Fig. 5. Model for the induction and suppression of the Dicer-initiated viral immunity in Drosophila against Flock house virus.

Asymmetric RNA synthesis in the replication of (+)RNA viruses involves multiple initiation of the progeny (+)RNA synthesis on the low abundant (-)RNA template complexed with the viral RdRP and other host factors.
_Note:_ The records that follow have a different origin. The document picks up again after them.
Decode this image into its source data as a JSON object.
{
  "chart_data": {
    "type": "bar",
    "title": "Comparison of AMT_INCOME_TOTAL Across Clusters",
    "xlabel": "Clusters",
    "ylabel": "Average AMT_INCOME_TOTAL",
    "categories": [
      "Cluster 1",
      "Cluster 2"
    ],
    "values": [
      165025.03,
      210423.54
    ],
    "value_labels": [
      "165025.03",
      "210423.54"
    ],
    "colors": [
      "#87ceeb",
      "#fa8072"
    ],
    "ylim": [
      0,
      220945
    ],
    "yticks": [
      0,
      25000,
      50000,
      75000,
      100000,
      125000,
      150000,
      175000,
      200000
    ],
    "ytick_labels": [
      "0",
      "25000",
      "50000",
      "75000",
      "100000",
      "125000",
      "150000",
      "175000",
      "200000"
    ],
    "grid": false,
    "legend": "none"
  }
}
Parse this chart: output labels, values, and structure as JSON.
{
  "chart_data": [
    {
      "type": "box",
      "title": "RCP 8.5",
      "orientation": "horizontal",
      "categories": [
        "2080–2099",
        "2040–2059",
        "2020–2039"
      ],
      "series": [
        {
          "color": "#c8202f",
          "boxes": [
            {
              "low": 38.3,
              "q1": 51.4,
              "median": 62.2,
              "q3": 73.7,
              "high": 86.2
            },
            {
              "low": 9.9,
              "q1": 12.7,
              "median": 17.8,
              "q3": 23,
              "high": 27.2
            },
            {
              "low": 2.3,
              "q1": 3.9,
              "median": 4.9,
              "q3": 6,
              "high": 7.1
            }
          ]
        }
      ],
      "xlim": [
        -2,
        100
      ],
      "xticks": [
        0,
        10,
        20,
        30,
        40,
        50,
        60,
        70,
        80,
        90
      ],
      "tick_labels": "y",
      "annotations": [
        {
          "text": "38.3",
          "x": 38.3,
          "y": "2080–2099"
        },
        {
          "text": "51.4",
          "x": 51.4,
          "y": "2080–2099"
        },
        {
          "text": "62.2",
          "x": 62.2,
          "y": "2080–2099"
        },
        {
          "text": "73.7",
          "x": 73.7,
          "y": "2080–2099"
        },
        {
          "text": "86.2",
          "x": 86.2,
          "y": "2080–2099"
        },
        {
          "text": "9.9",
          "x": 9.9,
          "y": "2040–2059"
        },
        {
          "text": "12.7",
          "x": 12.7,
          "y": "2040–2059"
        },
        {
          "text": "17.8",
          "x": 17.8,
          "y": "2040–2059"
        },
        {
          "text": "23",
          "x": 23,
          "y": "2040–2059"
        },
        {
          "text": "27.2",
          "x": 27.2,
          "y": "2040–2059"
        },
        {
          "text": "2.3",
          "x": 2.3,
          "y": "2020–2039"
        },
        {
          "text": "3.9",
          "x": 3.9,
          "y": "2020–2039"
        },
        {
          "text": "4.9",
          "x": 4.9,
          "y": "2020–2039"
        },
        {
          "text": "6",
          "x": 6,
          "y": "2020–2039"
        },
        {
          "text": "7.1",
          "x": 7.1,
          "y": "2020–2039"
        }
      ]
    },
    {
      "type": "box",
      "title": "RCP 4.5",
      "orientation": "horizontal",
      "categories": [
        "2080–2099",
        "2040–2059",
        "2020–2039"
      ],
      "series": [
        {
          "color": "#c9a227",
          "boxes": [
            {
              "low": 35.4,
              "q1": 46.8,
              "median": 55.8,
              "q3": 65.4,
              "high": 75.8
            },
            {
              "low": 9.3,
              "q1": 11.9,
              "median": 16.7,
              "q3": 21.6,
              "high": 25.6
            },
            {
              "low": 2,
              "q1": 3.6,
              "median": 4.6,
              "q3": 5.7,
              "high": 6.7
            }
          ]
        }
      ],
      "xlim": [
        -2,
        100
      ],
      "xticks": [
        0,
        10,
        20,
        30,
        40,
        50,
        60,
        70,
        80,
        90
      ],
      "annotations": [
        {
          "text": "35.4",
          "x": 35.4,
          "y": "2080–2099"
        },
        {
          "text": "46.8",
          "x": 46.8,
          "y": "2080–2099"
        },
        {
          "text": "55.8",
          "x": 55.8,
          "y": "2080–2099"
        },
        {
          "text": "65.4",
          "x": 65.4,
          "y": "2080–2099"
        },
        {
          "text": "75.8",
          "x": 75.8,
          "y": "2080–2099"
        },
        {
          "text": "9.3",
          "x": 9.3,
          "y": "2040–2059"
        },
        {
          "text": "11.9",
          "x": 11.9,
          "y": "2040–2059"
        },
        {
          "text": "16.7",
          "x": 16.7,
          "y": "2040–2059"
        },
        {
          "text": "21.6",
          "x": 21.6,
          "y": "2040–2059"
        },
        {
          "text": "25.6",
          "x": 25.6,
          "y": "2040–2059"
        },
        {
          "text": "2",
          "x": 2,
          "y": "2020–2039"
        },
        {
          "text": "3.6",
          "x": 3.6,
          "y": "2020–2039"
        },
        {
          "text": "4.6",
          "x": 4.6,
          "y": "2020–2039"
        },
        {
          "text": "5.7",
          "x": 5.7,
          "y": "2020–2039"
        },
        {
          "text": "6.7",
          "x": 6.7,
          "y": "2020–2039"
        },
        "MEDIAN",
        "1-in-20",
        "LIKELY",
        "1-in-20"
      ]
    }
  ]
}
The resulting dsRNA of approximate 400 nt in length formed between the 5′-terminal nascent progeny (+)RNA1 and the (-)RNA1 template in FHV-infected cells, termed the initiating vRI-dsRNA, serves as substrates of DCR2. This results in the predominant production of 5′-terminal viRNAs, thereby triggering the RNAi-mediated viral immunity and abortive infection by FHV-ΔB2. In addition to binding to viRNAs, B2 is part of the viral RNA replication complex by direct interactions with viral RdRP (protein A) and vRI-dsRNA and inhibits DCR2-dependent production of viRNAs, thus ensuring successful infection by FHV. We propose that sequestering the initiating vRI-dsRNA and inhibiting their processing into the 5′-terminal viRNAs by B2 play a particularly important role in the suppression of the viral immunity. Reprinted from (32). RdRP, RNA-dependent RNA polymerase; FHV, Flock house virus; DCR, Dicer.